The terrified face of the signals officer disappeared. Seconds later, a small top hatch on the cupola opened and the flags raced up on a halyard, catching the breeze, snapping out as they reached the base of the gunnery tower a hundred feet above the bridge.

A heavy shell came screaming in, the wind of it nearly knocking Hanaga over. It slammed into the water barely a hundred yards off the starboard rail. The shock of the explosion washed over him. He ignored it, his glasses trained on the enemy battle line.

The helm, responding to his command, sent the eighteen thousand tons of ship into a sharp, graceful turn, water slicing up from the bow, deck heeling over. As they straightened out, the forward turrets fired, the smoke temporarily blinding him.

Yellow gray clouds whipped past, and looking to port, he saw that all but one of his surviving battle cruisers had followed orders and were turning straight into the enemy fleet.

The maneuver had cut his effective strength nearly in half for now only the forward and middle turrets could bear on a target, while his enemy’s stem turrets could continue to fire. The maneuver had, at least for the moment, thrown their aim off, for the next salvo of shells arced high overhead, crashing down a half mile astern, and hitting where the fleet would have been if they had continued on their parallel course.

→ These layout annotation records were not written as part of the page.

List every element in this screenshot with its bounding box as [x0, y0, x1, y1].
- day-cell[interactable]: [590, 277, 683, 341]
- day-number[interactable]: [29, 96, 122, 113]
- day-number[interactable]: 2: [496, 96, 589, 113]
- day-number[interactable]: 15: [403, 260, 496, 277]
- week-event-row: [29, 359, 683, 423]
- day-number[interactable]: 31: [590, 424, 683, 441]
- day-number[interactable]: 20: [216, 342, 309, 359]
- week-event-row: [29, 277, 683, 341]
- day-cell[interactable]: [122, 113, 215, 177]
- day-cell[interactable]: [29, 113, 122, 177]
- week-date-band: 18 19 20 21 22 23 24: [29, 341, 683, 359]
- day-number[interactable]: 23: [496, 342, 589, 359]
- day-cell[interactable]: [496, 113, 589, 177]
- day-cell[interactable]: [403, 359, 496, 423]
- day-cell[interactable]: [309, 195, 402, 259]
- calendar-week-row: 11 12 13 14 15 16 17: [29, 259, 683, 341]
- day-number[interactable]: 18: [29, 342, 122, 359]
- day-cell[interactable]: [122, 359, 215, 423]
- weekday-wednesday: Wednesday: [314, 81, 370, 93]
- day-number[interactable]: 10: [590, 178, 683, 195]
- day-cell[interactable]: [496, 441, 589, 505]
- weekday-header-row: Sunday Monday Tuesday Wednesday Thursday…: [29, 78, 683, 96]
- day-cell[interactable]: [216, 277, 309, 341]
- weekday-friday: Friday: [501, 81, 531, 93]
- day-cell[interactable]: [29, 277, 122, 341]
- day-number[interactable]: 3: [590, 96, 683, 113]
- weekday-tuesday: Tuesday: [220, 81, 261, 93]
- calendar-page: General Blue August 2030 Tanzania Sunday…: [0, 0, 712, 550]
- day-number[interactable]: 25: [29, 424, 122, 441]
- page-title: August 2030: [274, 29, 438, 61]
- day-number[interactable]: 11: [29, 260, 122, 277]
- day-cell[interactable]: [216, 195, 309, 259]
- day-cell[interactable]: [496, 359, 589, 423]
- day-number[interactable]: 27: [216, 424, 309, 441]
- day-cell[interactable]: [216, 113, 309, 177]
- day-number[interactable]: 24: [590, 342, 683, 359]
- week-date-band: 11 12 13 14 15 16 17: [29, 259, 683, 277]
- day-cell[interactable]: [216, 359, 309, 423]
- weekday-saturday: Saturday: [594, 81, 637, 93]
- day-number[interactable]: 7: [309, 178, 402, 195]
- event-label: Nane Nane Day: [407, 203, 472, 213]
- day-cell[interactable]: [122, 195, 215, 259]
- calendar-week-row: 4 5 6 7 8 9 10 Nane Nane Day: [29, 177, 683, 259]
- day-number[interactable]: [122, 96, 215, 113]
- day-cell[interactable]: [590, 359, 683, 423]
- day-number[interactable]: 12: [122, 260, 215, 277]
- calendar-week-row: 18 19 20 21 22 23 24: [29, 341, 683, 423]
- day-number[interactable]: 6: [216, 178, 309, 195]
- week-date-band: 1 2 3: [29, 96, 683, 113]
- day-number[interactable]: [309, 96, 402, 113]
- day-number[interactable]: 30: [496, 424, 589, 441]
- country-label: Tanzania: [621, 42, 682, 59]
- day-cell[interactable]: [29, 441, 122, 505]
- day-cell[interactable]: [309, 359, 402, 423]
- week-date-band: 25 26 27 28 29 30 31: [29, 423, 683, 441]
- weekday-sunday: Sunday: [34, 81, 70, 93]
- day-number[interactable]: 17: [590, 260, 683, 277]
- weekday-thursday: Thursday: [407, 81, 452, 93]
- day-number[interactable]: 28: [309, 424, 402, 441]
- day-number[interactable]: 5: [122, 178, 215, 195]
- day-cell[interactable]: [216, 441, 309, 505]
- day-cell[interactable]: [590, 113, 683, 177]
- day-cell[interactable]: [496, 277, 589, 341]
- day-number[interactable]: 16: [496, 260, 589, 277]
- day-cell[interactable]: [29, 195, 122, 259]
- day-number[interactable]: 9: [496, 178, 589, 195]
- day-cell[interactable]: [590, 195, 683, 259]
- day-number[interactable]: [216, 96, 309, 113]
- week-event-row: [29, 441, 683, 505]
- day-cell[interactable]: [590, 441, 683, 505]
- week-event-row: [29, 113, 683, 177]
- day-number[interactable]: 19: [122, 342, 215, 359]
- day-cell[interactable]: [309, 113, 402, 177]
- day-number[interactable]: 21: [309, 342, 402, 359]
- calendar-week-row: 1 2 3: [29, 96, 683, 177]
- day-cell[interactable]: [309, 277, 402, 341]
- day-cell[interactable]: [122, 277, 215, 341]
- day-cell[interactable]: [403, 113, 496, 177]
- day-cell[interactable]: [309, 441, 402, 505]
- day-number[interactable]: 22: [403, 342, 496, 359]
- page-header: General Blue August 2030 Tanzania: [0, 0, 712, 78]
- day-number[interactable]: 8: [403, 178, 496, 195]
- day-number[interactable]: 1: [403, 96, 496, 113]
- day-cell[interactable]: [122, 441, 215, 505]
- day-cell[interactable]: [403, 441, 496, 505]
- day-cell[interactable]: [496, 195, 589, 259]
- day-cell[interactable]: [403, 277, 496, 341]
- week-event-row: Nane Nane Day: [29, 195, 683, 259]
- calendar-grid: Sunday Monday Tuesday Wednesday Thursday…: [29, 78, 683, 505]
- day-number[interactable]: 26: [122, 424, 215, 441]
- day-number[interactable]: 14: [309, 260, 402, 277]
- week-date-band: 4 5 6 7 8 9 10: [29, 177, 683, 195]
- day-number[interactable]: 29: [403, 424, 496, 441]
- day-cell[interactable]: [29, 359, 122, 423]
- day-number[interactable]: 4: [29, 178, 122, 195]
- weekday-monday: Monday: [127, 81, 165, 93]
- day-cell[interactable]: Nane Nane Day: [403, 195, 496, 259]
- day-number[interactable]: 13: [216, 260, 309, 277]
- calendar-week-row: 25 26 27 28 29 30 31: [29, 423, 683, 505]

The battle of the light cruisers was almost directly ahead. The ships were slashing at one another at ranges of less than a thousand yards. A Red fleet cruiser disappeared in a monumental explosion. One of Hanaga’s frigates rammed another, blowing off the ship’s stem. The frigate actually survived the blow, backing off, its secondary bow intact.

A high shriek came roaring down from above.

Hanaga flung himself to the deck. The shell struck the flagship just aft of the bridge, detonating on top of the portside, a midships turret, blowing it apart. A shower of debris and choking black smoke blew forward. The only thing that saved his life was the heavy bulk of the cupola between him and the explosion.

He felt something hard slamming against the inside of the cupola.

He staggered to his feet and looked inside it. Wisps of Smoke coiled out of the view ports and then cleared. He felt a shiver of fear. A fragment from the explosion must have cut through the narrow access porthole aft-either that or up through the deck below. The red-hot metal then slashed around inside like a pebble tossed back and forth inside a shaken bottle. Everyone inside was smashed to a bloody pulp.